Cookie Notice

As far as I know, and as far as I remember, nothing in this page does anything with Cookies.

2015/06/17

Head-to-Head Web Scraping with Perl: Mojo::DOM vs Web::Query

In the last meeting of Purdue Perl Mongers, Joe Kline mentioned Sawyer X's YAPC::NA talk on Modern Web Scraping, where he talked about Web::Query, which uses CSS selectors, compared to the XPath selectors he uses for his own web scraping.
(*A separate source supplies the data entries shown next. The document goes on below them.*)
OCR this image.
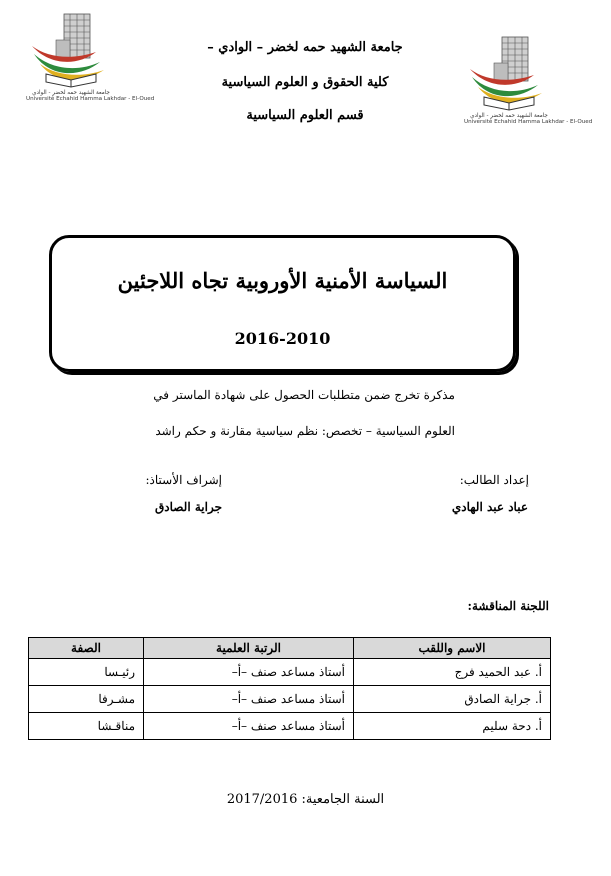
جامعة الشهيد حمه لخضر - الوادي
Université Echahid Hamma Lakhdar - El-Oued
جامعة الشهيد حمه لخضر - الوادي
Université Echahid Hamma Lakhdar - El-Oued
جامعة الشهيد حمه لخضر – الوادي –
كلية الحقوق و العلوم السياسية
قسم العلوم السياسية
السياسة الأمنية الأوروبية تجاه اللاجئين
2016-2010
مذكرة تخرج ضمن متطلبات الحصول على شهادة الماستر في
العلوم السياسية – تخصص: نظم سياسية مقارنة و حكم راشد
إعداد الطالب:
إشراف الأستاذ:
عباد عبد الهادي
جراية الصادق
اللجنة المناقشة:
الاسم واللقب	الرتبة العلمية	الصفة
أ. عبد الحميد فرج	أستاذ مساعد صنف –أ–	رئيـسا
أ. جراية الصادق	أستاذ مساعد صنف –أ–	مشـرفا
أ. دحة سليم	أستاذ مساعد صنف –أ–	مناقـشا
السنة الجامعية: 2017/2016
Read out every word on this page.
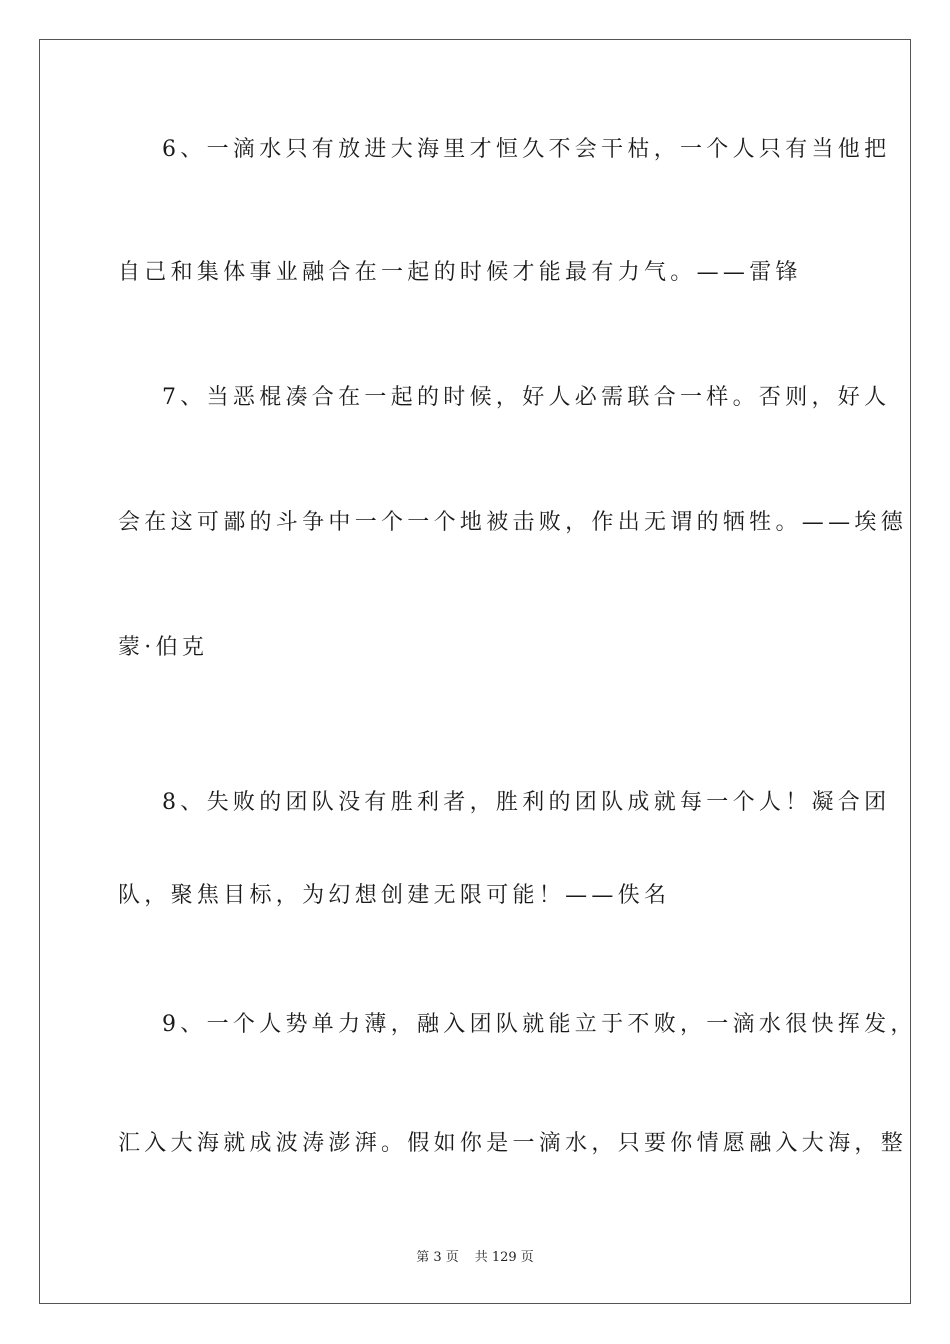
6、一滴水只有放进大海里才恒久不会干枯，一个人只有当他把
自己和集体事业融合在一起的时候才能最有力气。——雷锋
7、当恶棍凑合在一起的时候，好人必需联合一样。否则，好人
会在这可鄙的斗争中一个一个地被击败，作出无谓的牺牲。——埃德
蒙·伯克
8、失败的团队没有胜利者，胜利的团队成就每一个人！凝合团
队，聚焦目标，为幻想创建无限可能！——佚名
9、一个人势单力薄，融入团队就能立于不败，一滴水很快挥发，
汇入大海就成波涛澎湃。假如你是一滴水，只要你情愿融入大海，整
第 3 页 共 129 页
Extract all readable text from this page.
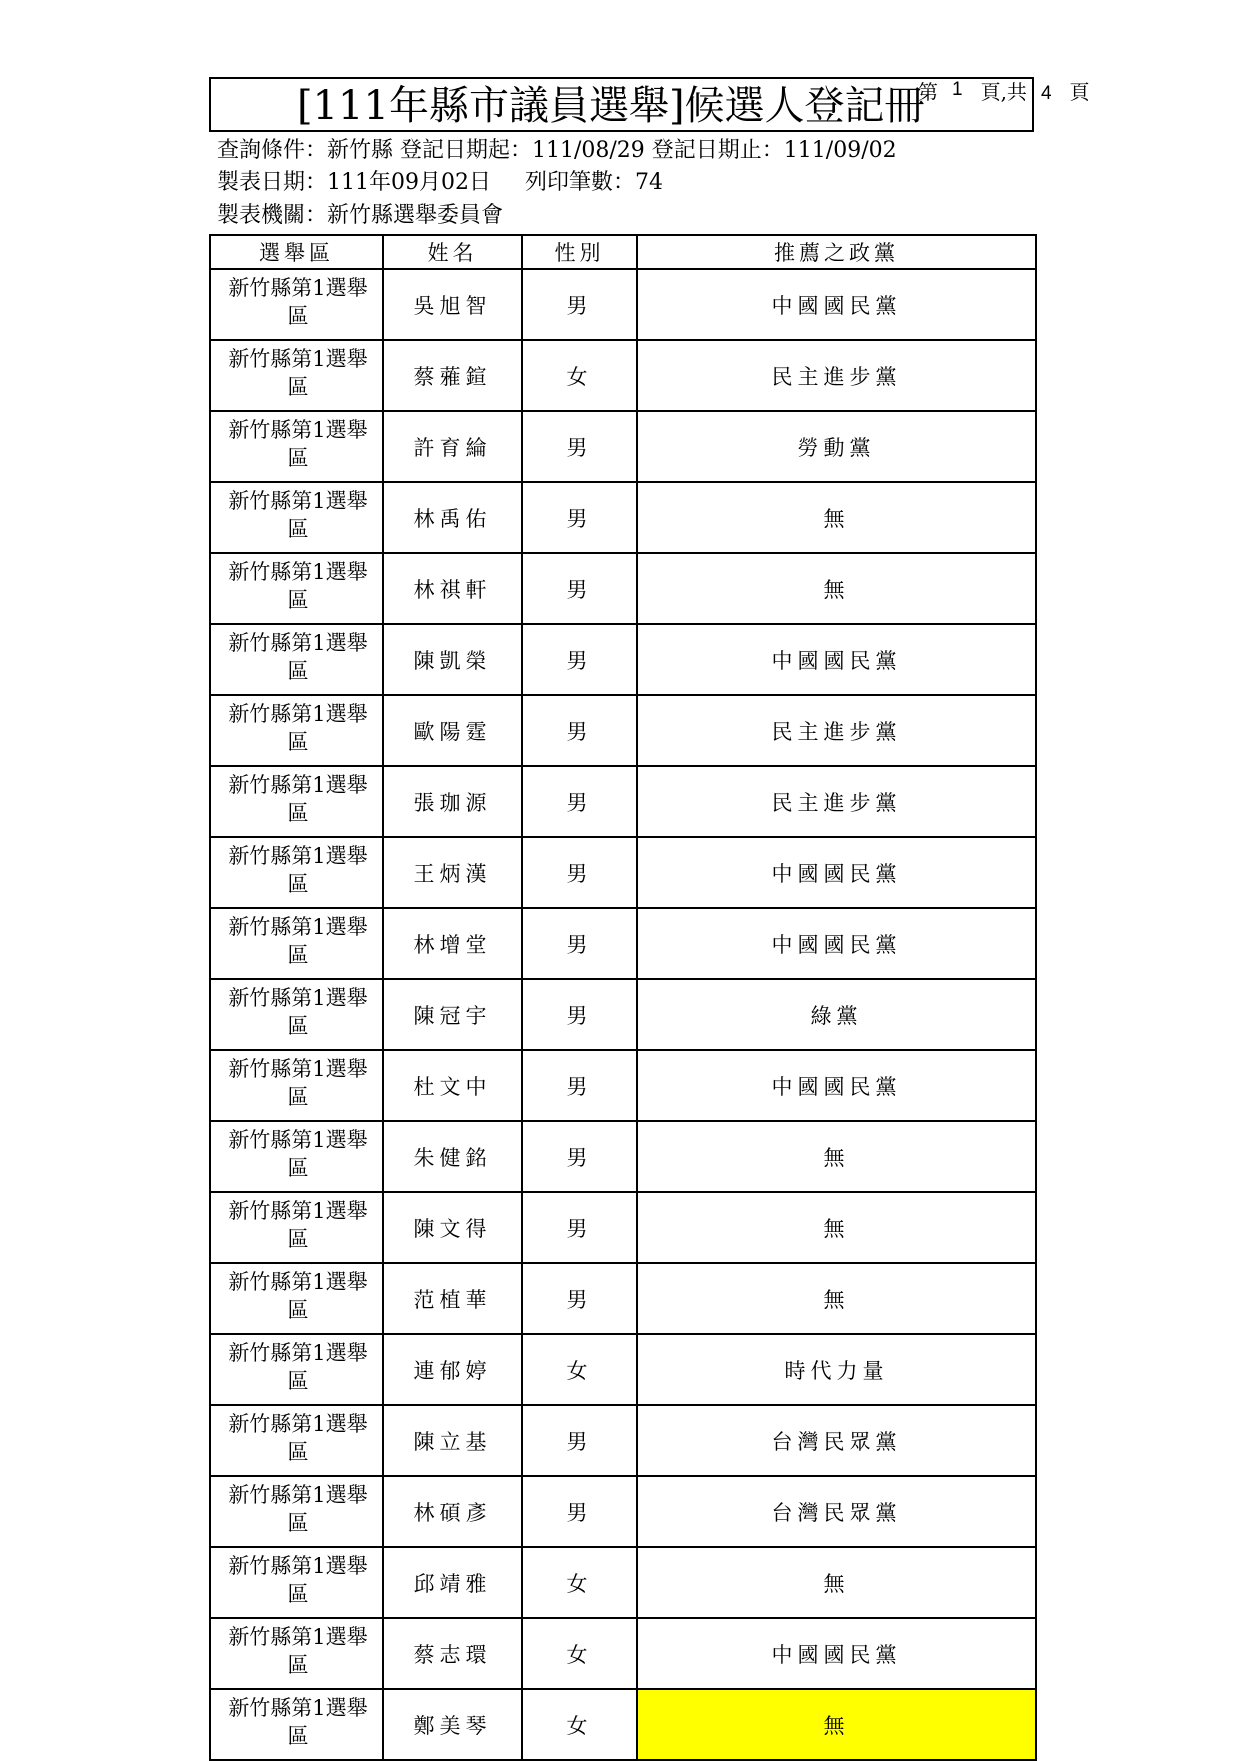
[111年縣市議員選舉]候選人登記冊
第 1 頁,共 4 頁
查詢條件：新竹縣 登記日期起：111/08/29 登記日期止：111/09/02
製表日期：111年09月02日 列印筆數：74
製表機關：新竹縣選舉委員會
選舉區	姓名	性別	推薦之政黨
新竹縣第1選舉區	吳旭智	男	中國國民黨
新竹縣第1選舉區	蔡蕥鍹	女	民主進步黨
新竹縣第1選舉區	許育綸	男	勞動黨
新竹縣第1選舉區	林禹佑	男	無
新竹縣第1選舉區	林祺軒	男	無
新竹縣第1選舉區	陳凱榮	男	中國國民黨
新竹縣第1選舉區	歐陽霆	男	民主進步黨
新竹縣第1選舉區	張珈源	男	民主進步黨
新竹縣第1選舉區	王炳漢	男	中國國民黨
新竹縣第1選舉區	林增堂	男	中國國民黨
新竹縣第1選舉區	陳冠宇	男	綠黨
新竹縣第1選舉區	杜文中	男	中國國民黨
新竹縣第1選舉區	朱健銘	男	無
新竹縣第1選舉區	陳文得	男	無
新竹縣第1選舉區	范植華	男	無
新竹縣第1選舉區	連郁婷	女	時代力量
新竹縣第1選舉區	陳立基	男	台灣民眾黨
新竹縣第1選舉區	林碩彥	男	台灣民眾黨
新竹縣第1選舉區	邱靖雅	女	無
新竹縣第1選舉區	蔡志環	女	中國國民黨
新竹縣第1選舉區	鄭美琴	女	無
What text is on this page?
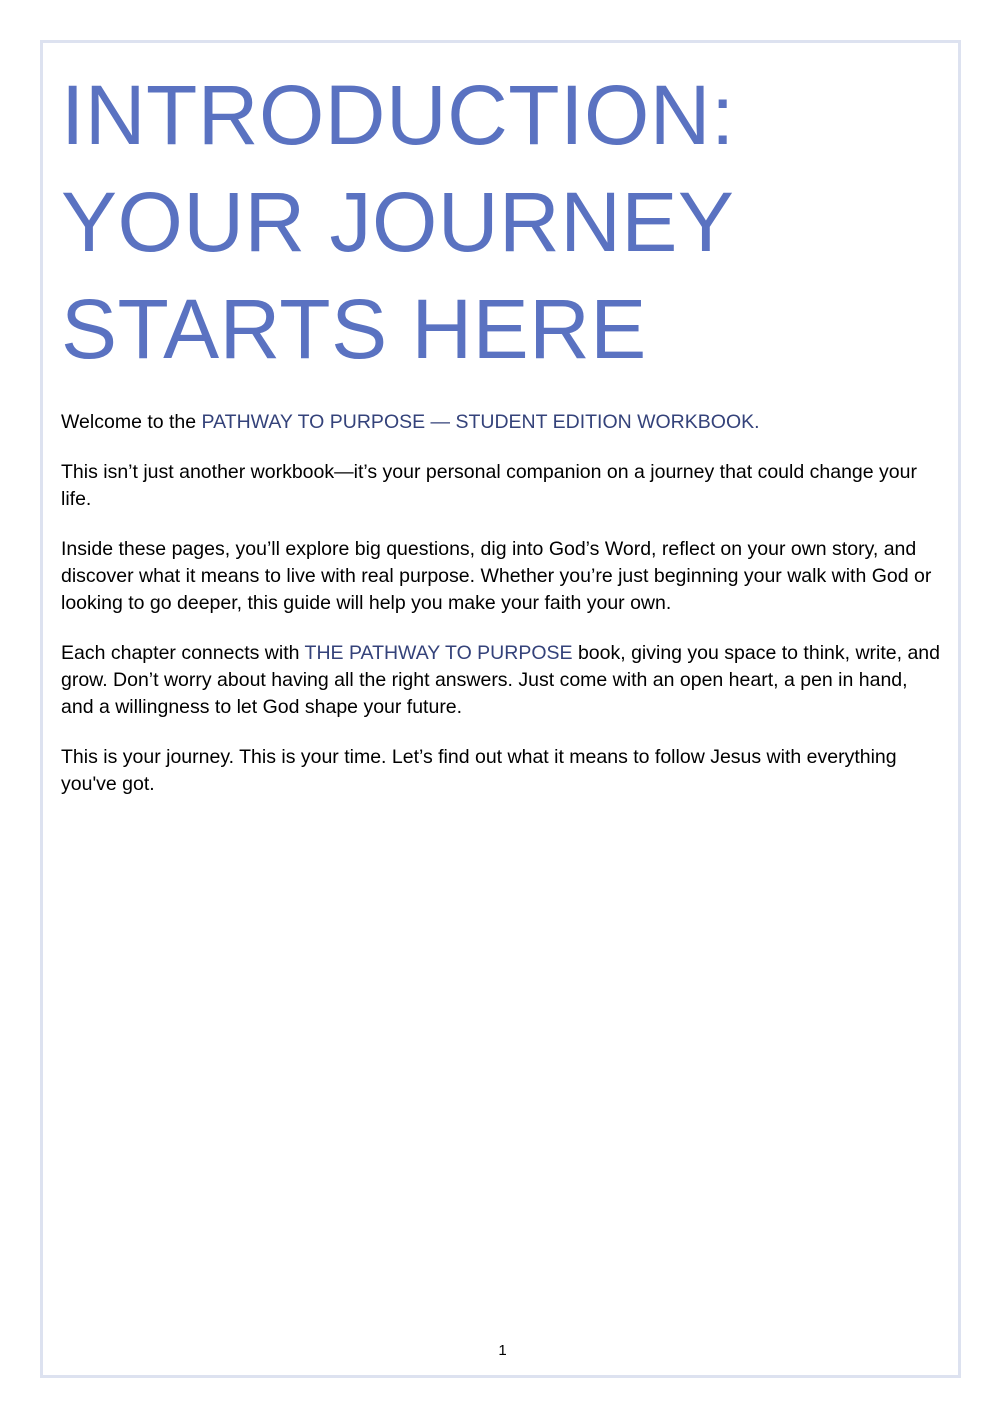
INTRODUCTION:
YOUR JOURNEY
STARTS HERE

Welcome to the PATHWAY TO PURPOSE — STUDENT EDITION WORKBOOK.

This isn’t just another workbook—it’s your personal companion on a journey that could change your life.

Inside these pages, you’ll explore big questions, dig into God’s Word, reflect on your own story, and discover what it means to live with real purpose. Whether you’re just beginning your walk with God or looking to go deeper, this guide will help you make your faith your own.

Each chapter connects with THE PATHWAY TO PURPOSE book, giving you space to think, write, and grow. Don’t worry about having all the right answers. Just come with an open heart, a pen in hand, and a willingness to let God shape your future.

This is your journey. This is your time. Let’s find out what it means to follow Jesus with everything you've got.

1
I had just written and posted code where I used Mojo::DOM to scrape YouTube. So decided to do a head-to-head parsing of the same corpus.

And found that, except for wq($file) and Mojo::DOM->new($file), the code is identical.

Seriously, only a small string that says it's using Web::Query or Mojo::DOM that's different.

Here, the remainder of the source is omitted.